Tuesday Apr 9, 2019 7:00pm
Album Launch Concert and Party

Co-sponsored by the American Society for Jewish Music


Admission: Free

Watch the video

Purchase the album.

View the concert texts

Celebrate the debut of and all the days were purple, a new album by composer Alex Weiser featuring Yiddish and English poems set to music. Bringing together poetry by Anna Margolin, Edward Hirsch, Rachel Korn, Abraham Sutzkever, and others, Weiser's work searches for the divine while reflecting on human longing in the midst of life's beauty and tumult. These new songs emerge in part from his encounters with Jewish music and Yiddish literary culture as Director of Public Programs at YIVO.

Performances by Eliza Bagg, Daniel Schlosberg, Maya Bennardo, Hannah Levinson, Hannah Collins, and Mike Compitello, will include a selection of songs from the new album, as well as the premiere of new arrangements of Yiddish and Hebrew songs from the YIVO Archives by composers Joel Engel, Moses Milner, Lazare Saminsky, and Alexander Veprik, created by Weiser for the occasion. 

The album, which will be released by Cantaloupe Music on April 12, 2019, will be available for pre-release purchase and signing after the concert at a special reception with food inspired by the poetry on the album.

Alex Weiser in conversation with Eddy Portnoy and Annie Gosfield.

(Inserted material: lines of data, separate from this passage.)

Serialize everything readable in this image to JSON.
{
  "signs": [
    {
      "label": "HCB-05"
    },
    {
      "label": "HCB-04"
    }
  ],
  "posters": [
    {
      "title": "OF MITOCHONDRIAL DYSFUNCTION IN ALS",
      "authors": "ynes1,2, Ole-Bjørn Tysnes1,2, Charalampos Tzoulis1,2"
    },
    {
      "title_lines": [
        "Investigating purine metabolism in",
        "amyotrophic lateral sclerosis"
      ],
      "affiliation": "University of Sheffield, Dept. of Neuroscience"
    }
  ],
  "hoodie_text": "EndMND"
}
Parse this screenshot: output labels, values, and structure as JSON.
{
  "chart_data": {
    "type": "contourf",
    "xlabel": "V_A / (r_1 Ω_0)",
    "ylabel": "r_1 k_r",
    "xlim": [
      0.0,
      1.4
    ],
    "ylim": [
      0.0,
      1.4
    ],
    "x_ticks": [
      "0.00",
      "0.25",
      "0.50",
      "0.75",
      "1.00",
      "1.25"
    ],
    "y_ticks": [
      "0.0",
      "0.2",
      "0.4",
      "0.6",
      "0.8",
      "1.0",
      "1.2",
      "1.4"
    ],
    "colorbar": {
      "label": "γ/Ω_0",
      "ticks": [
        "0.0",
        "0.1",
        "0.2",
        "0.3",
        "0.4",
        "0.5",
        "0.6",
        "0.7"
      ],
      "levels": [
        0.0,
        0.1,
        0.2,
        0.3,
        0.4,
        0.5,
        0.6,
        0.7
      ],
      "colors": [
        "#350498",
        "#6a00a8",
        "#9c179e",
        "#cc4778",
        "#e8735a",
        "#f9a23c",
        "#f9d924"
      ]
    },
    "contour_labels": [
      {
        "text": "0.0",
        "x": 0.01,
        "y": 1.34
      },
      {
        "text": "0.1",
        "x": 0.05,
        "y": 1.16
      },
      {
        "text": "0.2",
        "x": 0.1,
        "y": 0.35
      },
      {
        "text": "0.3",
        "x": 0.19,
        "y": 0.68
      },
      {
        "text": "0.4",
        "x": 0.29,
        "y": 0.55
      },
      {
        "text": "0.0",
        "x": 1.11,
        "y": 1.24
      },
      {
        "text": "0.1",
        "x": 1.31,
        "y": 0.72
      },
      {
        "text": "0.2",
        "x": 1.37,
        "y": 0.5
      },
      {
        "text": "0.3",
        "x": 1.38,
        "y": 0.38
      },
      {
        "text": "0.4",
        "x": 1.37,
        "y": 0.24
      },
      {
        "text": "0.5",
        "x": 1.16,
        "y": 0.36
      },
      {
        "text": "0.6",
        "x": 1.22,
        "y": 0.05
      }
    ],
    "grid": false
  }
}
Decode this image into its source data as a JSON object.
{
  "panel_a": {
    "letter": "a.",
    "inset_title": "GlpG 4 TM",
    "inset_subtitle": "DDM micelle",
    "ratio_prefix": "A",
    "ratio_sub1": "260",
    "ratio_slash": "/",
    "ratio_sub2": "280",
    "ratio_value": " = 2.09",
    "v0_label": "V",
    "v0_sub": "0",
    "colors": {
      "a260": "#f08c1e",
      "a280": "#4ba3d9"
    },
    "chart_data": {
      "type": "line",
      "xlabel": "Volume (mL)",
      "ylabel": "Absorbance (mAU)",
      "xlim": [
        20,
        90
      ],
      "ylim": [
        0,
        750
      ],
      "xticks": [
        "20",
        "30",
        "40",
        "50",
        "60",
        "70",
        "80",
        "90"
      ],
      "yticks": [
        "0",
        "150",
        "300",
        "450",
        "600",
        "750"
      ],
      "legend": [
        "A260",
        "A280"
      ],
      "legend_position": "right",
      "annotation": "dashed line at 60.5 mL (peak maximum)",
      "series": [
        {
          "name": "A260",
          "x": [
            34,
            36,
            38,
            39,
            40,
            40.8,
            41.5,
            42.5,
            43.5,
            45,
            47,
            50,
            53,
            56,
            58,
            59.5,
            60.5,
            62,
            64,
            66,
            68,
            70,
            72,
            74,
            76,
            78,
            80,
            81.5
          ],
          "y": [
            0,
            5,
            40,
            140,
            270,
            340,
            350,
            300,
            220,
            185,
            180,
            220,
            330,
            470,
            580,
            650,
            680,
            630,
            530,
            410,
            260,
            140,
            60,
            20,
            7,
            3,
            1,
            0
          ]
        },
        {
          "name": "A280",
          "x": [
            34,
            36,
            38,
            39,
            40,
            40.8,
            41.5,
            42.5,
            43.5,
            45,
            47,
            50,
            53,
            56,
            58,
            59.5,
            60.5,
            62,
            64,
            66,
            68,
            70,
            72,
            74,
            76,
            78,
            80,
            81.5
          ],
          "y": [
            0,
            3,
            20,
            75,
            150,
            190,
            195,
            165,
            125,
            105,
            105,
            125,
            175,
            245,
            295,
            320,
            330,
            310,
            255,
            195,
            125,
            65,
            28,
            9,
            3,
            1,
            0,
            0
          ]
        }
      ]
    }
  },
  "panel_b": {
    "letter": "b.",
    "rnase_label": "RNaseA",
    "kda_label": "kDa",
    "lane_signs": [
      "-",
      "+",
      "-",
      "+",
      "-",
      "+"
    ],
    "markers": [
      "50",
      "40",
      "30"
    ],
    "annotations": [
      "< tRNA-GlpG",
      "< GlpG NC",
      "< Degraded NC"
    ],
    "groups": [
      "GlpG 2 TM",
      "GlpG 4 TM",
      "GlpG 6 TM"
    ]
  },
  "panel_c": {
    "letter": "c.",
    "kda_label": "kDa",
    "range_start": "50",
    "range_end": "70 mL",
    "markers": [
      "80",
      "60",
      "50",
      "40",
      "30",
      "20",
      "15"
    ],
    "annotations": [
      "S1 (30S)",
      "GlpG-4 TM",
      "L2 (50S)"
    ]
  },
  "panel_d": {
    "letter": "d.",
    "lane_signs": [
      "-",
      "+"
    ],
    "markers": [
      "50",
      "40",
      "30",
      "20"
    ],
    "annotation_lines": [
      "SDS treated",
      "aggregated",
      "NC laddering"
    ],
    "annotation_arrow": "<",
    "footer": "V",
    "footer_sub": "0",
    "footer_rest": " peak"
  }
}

A LABA interview with Alex Weiser.


About the Composer

Alex Weiser is the Director of Public Programs of the YIVO Institute for Jewish Research in New York City, and a composer of music with broad gestures, rich textures, and narrative sweep, which has been called “compelling” (New York Times), and “shapely, melody-rich” (Wall Street Journal). Born and raised in New York City, Weiser creates acutely cosmopolitan music combining a deeply felt historical perspective with a vibrant forward-looking creativity. Weiser has been praised for writing “insightful” music “of great poetic depth” (Feast of Music), and for having a “sophisticated ear and knack for evoking luscious textures and imaginative yet approachable harmonies” (I Care If You Listen). An energetic advocate for contemporary classical music and for the work of his peers, Weiser co-founded and directs Kettle Corn New Music, an “ever-enjoyable,” and “engaging” concert series which “creates that ideal listening environment that so many institutions aim for: relaxed, yet allowing for concentration” (New York Times), and was for nearly five years a director of the MATA Festival, “the city’s leading showcase for vital new music by emerging composers” (The New Yorker). At YIVO, Weiser curates and produces programs that combine a fascination with and curiosity for historical context, with an eye toward influential Jewish contributions to the culture of today and tomorrow.